Your message is quite detailed and covers several aspects of your NER pipeline. To make it more concise and clear, consider focusing on the key points and questions. Here's a refined version of your message:
Hello,
I'm developing a Named Entity Recognition (NER) pipeline to analyze job postings. This pipeline identifies various categories like job title, salary, division, sponsorship, graduation date, etc. Our standard approach involves labeling entire job postings, each with multiple terms.
Recently, I experimented with Prodigy's ner.teach function. When using sentence splitting, only a fraction of each job posting is labeled per annotation, so I am not sure if the model will be able to label everything with an input that is the unsegmented job posting. However, with the --unsegmented option, the annotations suggested by the model are often insufficient. For instance, in an Amazon job posting, the model might correctly identify 'Amazon' as the company, but it misses other important labels like division and job title.
Given this, I'm unsure of the best approach. Should I use --unsegmented, opt for sentence segmentation, or stick with ner.correct for a more comprehensive labeling? Currently, we have annotated about 200 job postings, each with around 10 labels.
Any advice on the most effective strategy would be greatly appreciated.

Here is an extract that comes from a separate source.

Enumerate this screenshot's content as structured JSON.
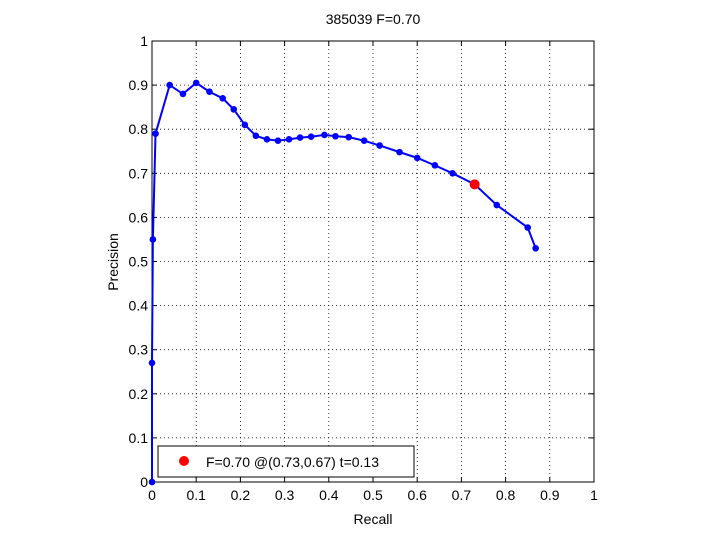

In principle the segmentation shouldn't have a big effect on NER predictions as the model looks at the narrow windows of tokens, at least for spaCy NER models. So it should be fine to train on segmented job ads and use full texts in production.
However if for some reason you notice a significant difference in the way your model annotates depending on the segmenting, I'd make sure the same segmenting is applied in training and production.
If annotating segmented job ads is the most efficient way to annotate, ideally you'd keep annotating with sentence segmentation and you would be applying the same segmentation in production.
If it's not possible to apply the same segmentation in production, I'd probably switch to ner.correct for the best possible labelling over entire job ads.
I have one more question, right now for one of my secondary ner pipeline I have over 30 labels and when I use ner. correct the user interface cannot load my text, how do I cope with that?
The truth is that the UI was not really designed to handle this many labels. But there's a reason to it as it is, likely, not the best idea to try to annotate this many labels at the same time.
This would be really taxing for the annotators, as they need to think about big data model with every annotation task and not the easiest task for the model ether. This thread by @ines explains very well why you might consider splitting your annotation in steps.
In your case it looks like you could have sever high level classes such as EXPERIENCE and DIVISION and once your model is capable to distinguish between these high level classes, you could set up follow-up annotations to reannotate EXPERIENCE and DIVISION into their fine-grained classes.
If you're interested in some more NER annotation good practice tips, this thread has plenty of relevant references on the topic of dealing with a high number of labels.
Thank you for the response, I will look into the thread. However, this is already the second pipeline of our NER model where the first model detects more general labels and the results are quite decent. Our annotators are also quite specialized in the task. Is there any way that the UI can show both our labels and the text, like adjusting font size of labels and text?
Thank you for the response, I will look into the thread. However, this is already the second pipeline of our NER model where the first model detects more general labels and the results are quite decent. Our annotators are also quite specialized in the task. Is there any way that the UI can show both our labels and the text, like adjusting font size of labels and text?
In that case you probably want to modify card's css via global_css setting in .prodigy.json.
You probably want to make it wider and perhaps set the max height so that it becomes scrollable but I'd like reiterate that it would not be our recommended way of dealing with a high number of labels!
You might also consider shortening the the labels names e.g. use EXP as prefix instead of full EXPERIENCE_LEVEL etc. Hopefully that is enough to avoid the need to scroll.